Abstract

Abstract Intracranial germ cell tumors (IGCTs) represent about 4% of all childhood brain tumors. They are common in both the pineal and pituitary regions and sometimes they can be bifocal. Suprasellar and bifocal IGCTs usually present stereotypical symptoms, including primary polyuria-polydipsia syndrome (PPS). Consolidated IGCTs’ therapy is based on the International Society of Pediatric Oncologic (SIOP) CNS GCT II protocol consisting of primary pre-radiation chemotherapy combining etoposide, carboplatin and/or cisplatin and ifosfamide. PPS management in these patients requires monitoring of electrolytes and fluids during chemotherapy, especially for cisplatin and/or ifosfamide-based cycles, for which hyperhydratation is required. We report the results of our single-center cohort of patients with IGCTs treated between 2008 and 2021, focusing on the clinical presentation, treatment and long-term follow-up. Thirty-one patients were analyzed (median age=13 years, 87% male). Twelve children (39%) presented a PPS and needed desmopressin treatment, maintained at long-term follow-up data update in all.

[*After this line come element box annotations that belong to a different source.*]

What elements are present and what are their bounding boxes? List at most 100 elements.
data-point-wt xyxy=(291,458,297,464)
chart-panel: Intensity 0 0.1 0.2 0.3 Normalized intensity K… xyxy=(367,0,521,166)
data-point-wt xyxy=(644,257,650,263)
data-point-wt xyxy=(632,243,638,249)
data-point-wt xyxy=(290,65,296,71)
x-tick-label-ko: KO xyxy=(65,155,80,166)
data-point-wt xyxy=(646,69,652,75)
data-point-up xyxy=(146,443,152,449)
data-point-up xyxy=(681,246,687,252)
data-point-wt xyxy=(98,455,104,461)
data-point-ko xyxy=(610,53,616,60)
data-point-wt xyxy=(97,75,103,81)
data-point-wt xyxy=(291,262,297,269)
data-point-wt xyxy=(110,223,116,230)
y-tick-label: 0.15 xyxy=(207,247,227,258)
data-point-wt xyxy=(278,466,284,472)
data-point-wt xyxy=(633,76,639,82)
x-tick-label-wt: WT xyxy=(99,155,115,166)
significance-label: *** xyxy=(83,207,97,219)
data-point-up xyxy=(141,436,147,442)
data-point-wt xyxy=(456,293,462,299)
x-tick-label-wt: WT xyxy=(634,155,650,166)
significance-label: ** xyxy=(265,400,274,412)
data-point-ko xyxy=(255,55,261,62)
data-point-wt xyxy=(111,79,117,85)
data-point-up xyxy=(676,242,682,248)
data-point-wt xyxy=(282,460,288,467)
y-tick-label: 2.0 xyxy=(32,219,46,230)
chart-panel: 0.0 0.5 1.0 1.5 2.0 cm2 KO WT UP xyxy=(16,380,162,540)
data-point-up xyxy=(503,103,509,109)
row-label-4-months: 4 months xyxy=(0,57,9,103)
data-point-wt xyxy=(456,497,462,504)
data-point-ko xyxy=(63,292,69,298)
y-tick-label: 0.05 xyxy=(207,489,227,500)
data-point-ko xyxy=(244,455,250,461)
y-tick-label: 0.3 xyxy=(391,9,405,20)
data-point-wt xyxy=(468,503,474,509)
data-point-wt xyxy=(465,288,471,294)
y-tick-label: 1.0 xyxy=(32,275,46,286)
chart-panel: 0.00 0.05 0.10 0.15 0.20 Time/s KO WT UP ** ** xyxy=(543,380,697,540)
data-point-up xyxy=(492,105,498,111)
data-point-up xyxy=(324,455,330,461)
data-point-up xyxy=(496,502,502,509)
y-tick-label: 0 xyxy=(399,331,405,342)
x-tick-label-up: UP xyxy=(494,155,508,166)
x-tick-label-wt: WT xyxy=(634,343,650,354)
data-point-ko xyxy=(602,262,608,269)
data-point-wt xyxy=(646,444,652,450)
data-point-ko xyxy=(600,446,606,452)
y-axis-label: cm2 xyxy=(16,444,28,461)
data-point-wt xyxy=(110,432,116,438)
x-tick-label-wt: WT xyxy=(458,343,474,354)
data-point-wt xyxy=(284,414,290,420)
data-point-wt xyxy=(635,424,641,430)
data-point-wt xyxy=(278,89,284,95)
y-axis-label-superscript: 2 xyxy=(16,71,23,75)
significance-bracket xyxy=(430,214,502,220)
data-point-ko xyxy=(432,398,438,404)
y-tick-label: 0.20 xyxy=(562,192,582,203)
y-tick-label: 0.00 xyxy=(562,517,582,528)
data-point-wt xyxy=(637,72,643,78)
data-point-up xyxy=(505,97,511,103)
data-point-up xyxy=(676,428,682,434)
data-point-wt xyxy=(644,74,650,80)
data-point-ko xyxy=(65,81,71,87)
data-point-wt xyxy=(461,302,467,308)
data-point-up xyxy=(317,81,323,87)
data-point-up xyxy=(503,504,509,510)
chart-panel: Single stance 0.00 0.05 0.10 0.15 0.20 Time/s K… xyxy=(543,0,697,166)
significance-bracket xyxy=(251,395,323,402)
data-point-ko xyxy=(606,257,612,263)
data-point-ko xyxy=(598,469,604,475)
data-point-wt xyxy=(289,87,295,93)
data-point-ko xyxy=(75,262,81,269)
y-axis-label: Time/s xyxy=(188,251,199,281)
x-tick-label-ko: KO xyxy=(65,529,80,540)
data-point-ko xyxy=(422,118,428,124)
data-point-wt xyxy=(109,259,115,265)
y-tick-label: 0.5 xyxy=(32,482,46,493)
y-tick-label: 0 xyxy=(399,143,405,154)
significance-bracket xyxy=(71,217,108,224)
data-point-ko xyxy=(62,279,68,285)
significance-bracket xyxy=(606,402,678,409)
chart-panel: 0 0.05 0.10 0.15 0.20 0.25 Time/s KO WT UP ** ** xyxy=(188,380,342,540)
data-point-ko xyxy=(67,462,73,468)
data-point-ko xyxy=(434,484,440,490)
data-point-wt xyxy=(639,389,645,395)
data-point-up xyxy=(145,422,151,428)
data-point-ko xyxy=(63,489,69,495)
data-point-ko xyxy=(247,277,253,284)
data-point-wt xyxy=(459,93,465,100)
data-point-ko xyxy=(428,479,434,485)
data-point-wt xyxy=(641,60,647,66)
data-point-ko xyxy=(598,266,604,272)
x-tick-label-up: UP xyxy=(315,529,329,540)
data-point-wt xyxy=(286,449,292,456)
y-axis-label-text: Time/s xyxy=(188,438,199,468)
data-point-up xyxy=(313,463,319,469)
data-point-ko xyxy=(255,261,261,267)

Over these PPS patients, 6 had bifocal germinomas, 4 suprasellar germinomas, 1 metastatic germinoma and 1 non-germinomatous IGCT. Eleven PPS children (92%) received cisplatin and/or ifosfamide-based chemotherapy: all of them had optimal biochemical urine and blood investigations before, during and after chemotherapy. None of them presented serious complications during treatment. After a median follow-up of 5 years, two patients (6.5%) died (1 IGCT-related, 1 non-cancer related) and one had a second malignancy (parotid gland mucoepidermoid carcinoma, 6 years after IGCT diagnosis). Childhood IGCTs have an excellent prognosis, but present a significant risk of long-lasting severe endocrine sequelae which may be worsened by the primary oncological strategy, requiring careful management of complications related to fluid and electrolytes disturbances. In order to avoid post-treatment pituitary insufficiency, guidelines for diabetes insipidus management when cisplatin and/or ifosfamide-based protocols are used should be established and all patients should receive meticulous endocrine follow-up.